Y, en otro orden de cosas, si dejamos que la imaginación se despliegue con entera libertad al margen de los condicionamientos de los datos, se nos plantea de inmediato la hipótesis de que no hace mucho tiempo, en lo que ahora son calzadas y naves industriales, tuvo que haber una aldea con su día a día al margen de la capital, pero que, al mismo tiempo, tenía omnipresente a la ciudad como salida a sus productos, como contraprestación a sus trabajos y sus días.
En ocasiones, nos sentimos atraídos a levantar la vista y mirar hacia arriba, acaso buscando esa protección a la que aludí en párrafos anteriores. Empero, la mayor parte de las veces, lo que sentimos es el disfrute tan propio de Oviedo de sabernos en el campo sin necesidad de abandonar la propia ciudad. Es el disfrute de aquel “fondo rural que perdura en cada asturiano”, del que se hizo eco Ortega en su memorable ensayo sobre nuestra tierra.
Me atrevería a afirmar que, tal vez sin ser conscientes del todo, cada vez que transitamos esta zona de Oviedo, vislumbramos las raíces más genuinas de nuestra ciudad, la referencia que nunca se perdió, el punto de partida del devenir histórico carbayón.
Y lo curioso del caso es que, con el transcurso del tiempo, ciudad Naranco no es fundamentalmente el lugar de paso hacia arriba, sino que tiene personalidad propia, como el recordatorio de la aldea que fuimos y, en gran medida, seguimos siendo.

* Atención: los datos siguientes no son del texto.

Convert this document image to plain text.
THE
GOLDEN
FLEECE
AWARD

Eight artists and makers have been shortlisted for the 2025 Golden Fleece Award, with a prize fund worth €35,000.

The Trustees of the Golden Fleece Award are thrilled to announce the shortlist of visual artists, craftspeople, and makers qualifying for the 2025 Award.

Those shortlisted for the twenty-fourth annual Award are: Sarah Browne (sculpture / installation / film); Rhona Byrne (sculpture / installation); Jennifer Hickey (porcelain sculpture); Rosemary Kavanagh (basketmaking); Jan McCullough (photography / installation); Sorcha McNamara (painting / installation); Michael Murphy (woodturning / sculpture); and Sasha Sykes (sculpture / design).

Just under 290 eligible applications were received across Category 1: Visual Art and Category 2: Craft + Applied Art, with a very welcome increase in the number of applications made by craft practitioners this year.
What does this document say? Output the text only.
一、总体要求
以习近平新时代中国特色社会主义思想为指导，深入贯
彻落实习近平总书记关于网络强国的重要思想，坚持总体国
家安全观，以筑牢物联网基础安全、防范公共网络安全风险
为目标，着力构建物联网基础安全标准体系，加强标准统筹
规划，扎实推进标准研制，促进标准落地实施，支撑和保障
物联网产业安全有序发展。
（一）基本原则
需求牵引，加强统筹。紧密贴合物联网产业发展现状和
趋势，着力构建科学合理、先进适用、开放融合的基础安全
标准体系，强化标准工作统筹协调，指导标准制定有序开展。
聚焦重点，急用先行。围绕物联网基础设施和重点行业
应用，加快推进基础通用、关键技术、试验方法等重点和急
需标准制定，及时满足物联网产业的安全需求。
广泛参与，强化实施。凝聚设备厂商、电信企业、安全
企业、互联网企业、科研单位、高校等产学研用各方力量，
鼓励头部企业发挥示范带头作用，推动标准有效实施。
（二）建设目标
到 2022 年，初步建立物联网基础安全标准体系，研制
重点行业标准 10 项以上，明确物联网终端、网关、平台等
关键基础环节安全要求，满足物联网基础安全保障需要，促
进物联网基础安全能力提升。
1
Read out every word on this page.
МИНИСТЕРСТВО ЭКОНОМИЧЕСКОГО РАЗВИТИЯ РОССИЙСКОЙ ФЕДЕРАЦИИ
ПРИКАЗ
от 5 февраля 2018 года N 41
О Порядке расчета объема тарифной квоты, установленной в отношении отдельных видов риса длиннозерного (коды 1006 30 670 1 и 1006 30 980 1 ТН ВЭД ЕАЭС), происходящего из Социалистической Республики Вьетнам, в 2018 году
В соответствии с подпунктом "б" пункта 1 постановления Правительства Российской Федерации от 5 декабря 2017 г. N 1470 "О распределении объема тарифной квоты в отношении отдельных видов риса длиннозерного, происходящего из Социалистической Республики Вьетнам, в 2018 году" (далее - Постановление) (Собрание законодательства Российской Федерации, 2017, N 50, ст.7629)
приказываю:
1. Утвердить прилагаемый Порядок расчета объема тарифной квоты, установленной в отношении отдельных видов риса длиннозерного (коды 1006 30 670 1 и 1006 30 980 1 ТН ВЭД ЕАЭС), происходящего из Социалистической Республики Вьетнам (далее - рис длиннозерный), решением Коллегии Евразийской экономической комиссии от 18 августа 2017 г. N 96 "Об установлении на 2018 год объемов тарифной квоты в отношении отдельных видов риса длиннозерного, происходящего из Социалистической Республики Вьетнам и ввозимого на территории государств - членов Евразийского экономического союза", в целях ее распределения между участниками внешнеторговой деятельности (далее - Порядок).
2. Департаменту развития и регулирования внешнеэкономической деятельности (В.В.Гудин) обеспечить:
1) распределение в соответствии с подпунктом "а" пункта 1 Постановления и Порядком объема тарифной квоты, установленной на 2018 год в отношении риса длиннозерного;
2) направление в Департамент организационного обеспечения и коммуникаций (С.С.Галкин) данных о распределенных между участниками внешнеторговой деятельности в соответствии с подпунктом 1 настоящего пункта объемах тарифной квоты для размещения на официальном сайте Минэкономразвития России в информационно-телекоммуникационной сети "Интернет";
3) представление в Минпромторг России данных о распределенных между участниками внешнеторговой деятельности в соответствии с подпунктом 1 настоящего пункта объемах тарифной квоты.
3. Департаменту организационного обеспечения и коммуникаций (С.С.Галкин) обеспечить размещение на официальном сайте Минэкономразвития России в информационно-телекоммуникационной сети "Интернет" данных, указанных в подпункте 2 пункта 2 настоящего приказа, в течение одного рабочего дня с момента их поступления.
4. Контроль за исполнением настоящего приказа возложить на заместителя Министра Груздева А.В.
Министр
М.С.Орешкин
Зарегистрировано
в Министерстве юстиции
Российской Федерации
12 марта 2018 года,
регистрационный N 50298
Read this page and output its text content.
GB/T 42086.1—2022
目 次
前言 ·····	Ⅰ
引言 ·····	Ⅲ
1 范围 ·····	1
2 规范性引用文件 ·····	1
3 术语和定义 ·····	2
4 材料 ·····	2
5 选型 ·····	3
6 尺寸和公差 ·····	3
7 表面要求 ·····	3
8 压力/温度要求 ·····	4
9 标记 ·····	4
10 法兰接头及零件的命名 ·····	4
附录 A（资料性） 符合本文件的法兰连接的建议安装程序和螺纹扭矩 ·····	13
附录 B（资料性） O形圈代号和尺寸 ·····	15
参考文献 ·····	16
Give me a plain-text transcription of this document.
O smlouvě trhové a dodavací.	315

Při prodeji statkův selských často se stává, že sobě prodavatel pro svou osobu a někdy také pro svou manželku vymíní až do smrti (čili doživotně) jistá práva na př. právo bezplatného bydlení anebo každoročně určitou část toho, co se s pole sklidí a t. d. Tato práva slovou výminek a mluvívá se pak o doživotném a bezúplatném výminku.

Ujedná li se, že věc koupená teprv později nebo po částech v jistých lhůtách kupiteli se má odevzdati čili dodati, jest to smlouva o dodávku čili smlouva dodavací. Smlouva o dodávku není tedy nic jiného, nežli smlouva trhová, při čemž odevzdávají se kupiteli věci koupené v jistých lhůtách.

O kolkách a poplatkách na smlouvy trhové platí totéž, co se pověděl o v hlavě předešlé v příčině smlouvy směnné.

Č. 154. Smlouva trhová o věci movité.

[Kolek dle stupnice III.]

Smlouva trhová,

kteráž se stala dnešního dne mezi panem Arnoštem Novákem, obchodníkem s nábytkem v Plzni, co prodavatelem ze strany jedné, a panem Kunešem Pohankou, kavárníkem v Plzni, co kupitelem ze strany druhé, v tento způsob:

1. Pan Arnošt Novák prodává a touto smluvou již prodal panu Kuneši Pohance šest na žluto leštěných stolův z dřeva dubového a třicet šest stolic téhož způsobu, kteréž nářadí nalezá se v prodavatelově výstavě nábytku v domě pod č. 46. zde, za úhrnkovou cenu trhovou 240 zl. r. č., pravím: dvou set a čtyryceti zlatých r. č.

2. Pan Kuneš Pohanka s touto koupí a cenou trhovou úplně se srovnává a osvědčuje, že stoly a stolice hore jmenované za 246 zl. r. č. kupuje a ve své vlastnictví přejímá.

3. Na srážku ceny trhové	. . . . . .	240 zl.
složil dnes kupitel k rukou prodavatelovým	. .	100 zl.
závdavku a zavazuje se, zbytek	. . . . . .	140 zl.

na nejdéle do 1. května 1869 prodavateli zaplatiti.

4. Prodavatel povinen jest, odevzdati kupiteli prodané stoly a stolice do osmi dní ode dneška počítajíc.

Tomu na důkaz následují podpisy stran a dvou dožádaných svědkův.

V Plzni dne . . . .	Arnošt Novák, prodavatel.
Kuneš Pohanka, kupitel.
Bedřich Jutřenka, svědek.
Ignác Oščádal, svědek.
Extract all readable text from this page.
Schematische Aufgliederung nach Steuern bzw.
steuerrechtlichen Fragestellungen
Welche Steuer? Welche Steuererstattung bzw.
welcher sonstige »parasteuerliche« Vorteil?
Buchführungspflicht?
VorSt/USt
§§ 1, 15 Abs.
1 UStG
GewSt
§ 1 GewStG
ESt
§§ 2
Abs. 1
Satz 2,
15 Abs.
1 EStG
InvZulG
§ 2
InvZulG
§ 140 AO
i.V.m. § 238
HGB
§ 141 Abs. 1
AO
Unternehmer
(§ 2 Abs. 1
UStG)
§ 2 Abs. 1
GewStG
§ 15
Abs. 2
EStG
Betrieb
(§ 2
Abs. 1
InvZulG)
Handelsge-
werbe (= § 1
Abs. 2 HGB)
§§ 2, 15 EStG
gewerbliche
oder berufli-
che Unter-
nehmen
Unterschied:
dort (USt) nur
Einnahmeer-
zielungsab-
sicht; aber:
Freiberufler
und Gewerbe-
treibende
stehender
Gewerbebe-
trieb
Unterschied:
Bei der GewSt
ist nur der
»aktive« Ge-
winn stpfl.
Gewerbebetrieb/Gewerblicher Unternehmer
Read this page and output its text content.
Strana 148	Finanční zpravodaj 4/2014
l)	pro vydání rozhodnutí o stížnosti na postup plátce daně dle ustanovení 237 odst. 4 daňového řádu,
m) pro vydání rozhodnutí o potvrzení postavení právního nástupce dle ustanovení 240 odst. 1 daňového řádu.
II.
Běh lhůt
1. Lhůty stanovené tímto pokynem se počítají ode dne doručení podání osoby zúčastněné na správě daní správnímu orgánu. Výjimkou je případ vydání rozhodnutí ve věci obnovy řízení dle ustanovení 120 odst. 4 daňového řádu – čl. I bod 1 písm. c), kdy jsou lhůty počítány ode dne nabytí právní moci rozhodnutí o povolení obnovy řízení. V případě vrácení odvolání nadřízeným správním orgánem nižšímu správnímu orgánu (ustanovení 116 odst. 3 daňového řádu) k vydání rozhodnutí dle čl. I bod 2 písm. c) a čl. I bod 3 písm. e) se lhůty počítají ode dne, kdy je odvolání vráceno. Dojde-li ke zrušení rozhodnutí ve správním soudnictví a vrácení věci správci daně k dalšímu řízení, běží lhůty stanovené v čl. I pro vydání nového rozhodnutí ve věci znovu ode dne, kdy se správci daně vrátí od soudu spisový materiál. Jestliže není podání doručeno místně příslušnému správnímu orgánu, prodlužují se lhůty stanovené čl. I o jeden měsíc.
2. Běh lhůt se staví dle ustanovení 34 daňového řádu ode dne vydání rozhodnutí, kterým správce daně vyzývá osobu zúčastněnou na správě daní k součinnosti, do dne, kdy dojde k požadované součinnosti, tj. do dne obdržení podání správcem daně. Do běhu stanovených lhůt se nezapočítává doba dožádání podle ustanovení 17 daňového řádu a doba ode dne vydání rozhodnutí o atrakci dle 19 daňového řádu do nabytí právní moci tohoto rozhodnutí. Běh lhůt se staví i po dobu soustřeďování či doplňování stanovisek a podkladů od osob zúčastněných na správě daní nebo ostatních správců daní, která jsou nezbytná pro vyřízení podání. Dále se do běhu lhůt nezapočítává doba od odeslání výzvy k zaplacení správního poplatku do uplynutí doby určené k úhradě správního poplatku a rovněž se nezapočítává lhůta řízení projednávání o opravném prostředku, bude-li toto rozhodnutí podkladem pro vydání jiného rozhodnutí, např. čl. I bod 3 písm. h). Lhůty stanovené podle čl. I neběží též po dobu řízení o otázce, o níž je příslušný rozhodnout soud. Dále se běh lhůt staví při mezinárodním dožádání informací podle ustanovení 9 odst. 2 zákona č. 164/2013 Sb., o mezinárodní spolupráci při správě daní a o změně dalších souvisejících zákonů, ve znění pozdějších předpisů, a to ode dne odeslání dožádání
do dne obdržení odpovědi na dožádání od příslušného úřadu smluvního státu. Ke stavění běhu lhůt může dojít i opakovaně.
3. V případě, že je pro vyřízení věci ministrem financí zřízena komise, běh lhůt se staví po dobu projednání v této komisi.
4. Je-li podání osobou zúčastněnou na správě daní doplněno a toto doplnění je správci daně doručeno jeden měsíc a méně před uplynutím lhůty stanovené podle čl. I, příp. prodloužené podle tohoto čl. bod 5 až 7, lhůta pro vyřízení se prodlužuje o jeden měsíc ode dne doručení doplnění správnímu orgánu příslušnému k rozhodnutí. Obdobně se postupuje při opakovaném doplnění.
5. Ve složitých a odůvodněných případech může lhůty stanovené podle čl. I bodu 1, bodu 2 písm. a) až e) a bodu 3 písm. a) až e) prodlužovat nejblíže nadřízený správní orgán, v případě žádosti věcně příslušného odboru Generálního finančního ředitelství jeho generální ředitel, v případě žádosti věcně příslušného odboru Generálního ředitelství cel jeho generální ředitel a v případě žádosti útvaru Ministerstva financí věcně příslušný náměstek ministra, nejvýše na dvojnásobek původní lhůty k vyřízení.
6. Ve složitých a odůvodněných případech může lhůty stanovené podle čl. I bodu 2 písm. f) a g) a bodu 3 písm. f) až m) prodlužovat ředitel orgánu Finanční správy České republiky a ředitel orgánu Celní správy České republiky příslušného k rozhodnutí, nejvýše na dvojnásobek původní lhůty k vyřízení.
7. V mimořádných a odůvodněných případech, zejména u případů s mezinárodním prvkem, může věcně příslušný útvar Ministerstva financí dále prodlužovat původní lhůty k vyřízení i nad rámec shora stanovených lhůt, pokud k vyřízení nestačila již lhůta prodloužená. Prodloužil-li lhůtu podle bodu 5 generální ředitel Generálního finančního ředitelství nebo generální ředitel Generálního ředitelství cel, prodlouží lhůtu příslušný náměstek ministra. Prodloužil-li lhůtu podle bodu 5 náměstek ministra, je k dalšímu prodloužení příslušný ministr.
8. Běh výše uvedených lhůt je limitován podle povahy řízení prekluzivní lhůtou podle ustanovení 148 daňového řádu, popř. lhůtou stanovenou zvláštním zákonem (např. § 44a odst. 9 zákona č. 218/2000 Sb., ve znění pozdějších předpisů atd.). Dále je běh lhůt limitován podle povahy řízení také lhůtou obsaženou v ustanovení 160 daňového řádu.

Cada vez que visitaba a una señora que había trabajado casi toda su vida en la casa de mis tías abuelas y que, en su día, se trasladó a una casa de ciudad Naranco que había heredado de su hermano, un indiano que regresó con algo de dinero y que lo invirtió casi todo en esa propiedad, me sentía, a la vez, muy cerca y muy lejos de Oviedo, cerca en la geografía, lejos en todo lo que aquello me evocaba, desde el paisaje mismo que se podía contemplar desde los ventanales de la cocina, hasta la atmósfera que allí se respiraba, esa atmósfera tan genuina de los recuerdos vividos y vívidos pertenecientes a un pasado que son la llave misma del tiempo presente.
Por ciudad Naranco. Durante mucho tiempo, la escasa atención que se le prestó a esta parte de Oviedo hizo que fuese más clara la diferencia con respecto al meollo mismo de la capital. Pero, más allá de esa circunstancia, de suyo, decisiva, la propia historia intervenía en ello.
Estoy convencido de que si Ortega hubiese estado más tiempo en Oviedo en su estancia asturiana en 1914, hubiera puesto ciudad Naranco como el mejor ejemplo de ese fondo rural con el que tan certaramente nos definió.
Y es que, más allá de operaciones urbanísticas que pudieron violentar lo que ciudad Naranco significa, su protagonismo en la intrahistoria de Oviedo es tan clarificador como innegable.
Y es que, desde cualquier punto de Oviedo, siempre estaremos agarrados a la falda del Naranco.